Things have been a little… off at Marvel Studios lately. With its varsity team of heroes like Captain America and Iron Man entering retirement, the company’s attempts to find similar breakout stars among its extensive back catalog of heroes have proved less sure of success. The latest to land in theaters, “The Marvels,” was plagued by the need for extensive reshoots, a relatively weak opening, and a massive drop in second-week box office figures.
That’s not to say that the hit factory behind “Avengers: Endgame,” the second-biggest box office smash of all time, is preparing to shutter. If anything, the “The Marvels” is the biggest victim yet of a strategy from Marvel, and its parent company Disney, to rush an endless stream of content out the studio door. It’s reminiscent of a period that brought Marvel Comics itself to the brink of total collapse in the 1990s. If the company’s executives are looking for a supervillain in all of this, they should start by looking in the mirror.
Now, comics weren’t just a fun read for kids — they were an investment.
Let’s jump back to the late 1980s and early ‘90s, a time when superhero comics suddenly became a literal hot commodity. Tim Burton’s “Batman” — based on a character from DC Comics, Marvel’s eternal rival — was a blockbuster success, helping to revive interest in the genre as a whole. A new stable of artists like Todd McFarlane and Jim Lee were reinvigorating the industry. And the first Sotheby’s auction of old comic books saw issues selling for tens of thousands of dollars. Now, comics weren’t just a fun read for kids — they were an investment. This shift spawned a legion of speculators and collectors who scoured publications like Wizard Magazine, which listed the estimated value of back issues each month, turning comic shops into mini-stock market trading floors.
Marvel responded by leaning into the craze. Limited-edition variant covers became all the rage, sending collectors scrambling to seek out each version in the hopes of completing the set. Soon, comics stores were all ashimmer with holographic and embossed covers gleaming from the shelves. At the same time, the entire industry coalesced around Diamond Comics Distributors, which from the early 1990s until 2020 was the only middleman between the publishers and comic book shops.

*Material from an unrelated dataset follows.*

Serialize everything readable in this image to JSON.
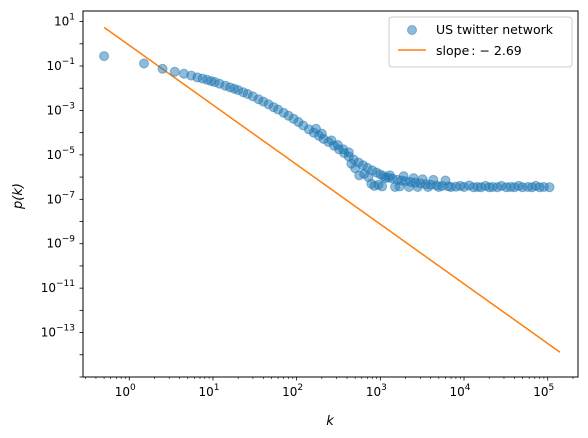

The latter placed preorders with Diamond for how many copies of a title they thought they’d sell, which would then determine how many issues the publishers printed — and preorders had gone through the roof.
Some artists and writers were uncomfortable with the mania, but executives were more concerned with how much cash was flowing in. Publishers produced more and more copies of issues like they were printing money. But here’s the problem with printing money: Currency loses value as more of it floods the market. When Amazing Fantasy #15, which introduced Spider-Man to the world, was first published, it was mostly seen as cheap garbage that wasn’t worth keeping around. “Ironically, it was that disposability that led to the scarcity which afforded older comics their inherent value, a fact that was widely ignored but that would become monumentally important in the following boom and inevitable crash,” journalist Rosie Knight wrote about the era.
It didn’t take long for buyers to realize what was happening. By 1993, the gold rush suddenly came to a halt. “When they found their copy of Bloodshot No. 1 was worthless because everyone owned that comic, that helped spark the bust in sales that crushed the industry for the rest of the decade,” Jason Sacks, author of the “American Comic Book Chronicles” series, told The Hollywood Reporter. A number of smaller publishers folded entirely as Marvel and DC struggled to hang on in the wake of a massive drop in new comic book sales.
Marvel Comics filed for bankruptcy in 1996, before being purchased by Toy Biz, a company that produced action figures based on Marvel’s characters. Its new owner, Isaac Perlmutter, saw that the real value of the company wasn’t necessarily in comic books themselves, but in the intellectual property its characters represented. After the success of movies like “X-Men” (2000) and “Spider-Man” (2002) at other studios, Marvel decided to roll the dice on producing its own major motion picture. The result was “Iron Man” (2008), which launched the Marvel Cinematic Universe into the juggernaut it is — or, potentially, was.